---
name: tai-ch114-testing-jank-directly-with-claude
description: 'Apply chapter 114 of Testing AI, Testing Jank Directly With Claude, as a workflow for evaluating AI and non-deterministic systems. Use for test planning, eval design, quality review, release evidence, examples, or coaching related to testing jank directly with claude.'
---

# Testing Jank Directly With Claude

Skill name: `tai-ch114-testing-jank-directly-with-claude`

Based on **Testing AI: Engineering Confidence in AI Systems** by **Jason Arbon**.

## Purpose

A coding agent should not be the only judge of its own work.
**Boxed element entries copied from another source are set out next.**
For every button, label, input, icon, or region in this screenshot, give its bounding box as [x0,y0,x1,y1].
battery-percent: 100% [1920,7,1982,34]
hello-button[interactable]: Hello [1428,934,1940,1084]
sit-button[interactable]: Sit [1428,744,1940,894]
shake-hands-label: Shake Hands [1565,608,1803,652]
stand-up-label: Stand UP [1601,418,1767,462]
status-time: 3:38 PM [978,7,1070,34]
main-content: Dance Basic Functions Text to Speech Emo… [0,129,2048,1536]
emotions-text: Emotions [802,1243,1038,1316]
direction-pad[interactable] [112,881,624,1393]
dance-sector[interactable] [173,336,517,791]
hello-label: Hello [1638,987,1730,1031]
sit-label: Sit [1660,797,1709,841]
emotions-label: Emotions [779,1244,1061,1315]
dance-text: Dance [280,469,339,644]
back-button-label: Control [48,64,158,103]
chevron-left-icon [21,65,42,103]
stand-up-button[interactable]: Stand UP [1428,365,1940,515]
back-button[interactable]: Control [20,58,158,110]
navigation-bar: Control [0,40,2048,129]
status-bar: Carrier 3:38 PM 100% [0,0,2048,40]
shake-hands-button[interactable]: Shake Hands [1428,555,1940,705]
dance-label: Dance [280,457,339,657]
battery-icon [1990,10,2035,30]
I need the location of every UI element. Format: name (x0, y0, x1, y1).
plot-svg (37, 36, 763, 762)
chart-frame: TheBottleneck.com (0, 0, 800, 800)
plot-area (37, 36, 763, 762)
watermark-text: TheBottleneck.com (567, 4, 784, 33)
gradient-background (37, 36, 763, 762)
Jank gives Claude a direct quality-
checking loop for code, documents, and live product behavior.

## Use This Workflow

- Identify the AI behavior or release decision being evaluated.
- Define realistic cases, slices, unacceptable outcomes, and evidence needed for confidence.
- Choose measurements that match the risk: rubric scores, samples, intervals, traces, human review, deterministic checks, or production monitors.
- Report uncertainty, severe failures, and decision impact instead of only a pass/fail result.

## Key Guidance

When Claude or another AI coding agent builds something, the first pass often looks convincing.
The code compiles. The page loads. The answer sounds confident. But AI-generated work can still
contain broken flows, weak edge-case handling, misleading copy, accessibility problems, missing
tests, stale assumptions, and risky changes.

## Apply The Approach

Create representative cases, score them with explicit criteria, review severe failures separately, report uncertainty, and connect the evidence to a concrete decision.

## Expert Notes

At expert level, Jank should be part of the agentic development contract. Define when it runs,
what targets it covers, which findings block release, how reports are stored, and how fixes are
verified. The point is not to worship a tool. The point is to create an independent quality loop
close enough to the coding agent that it actually gets used.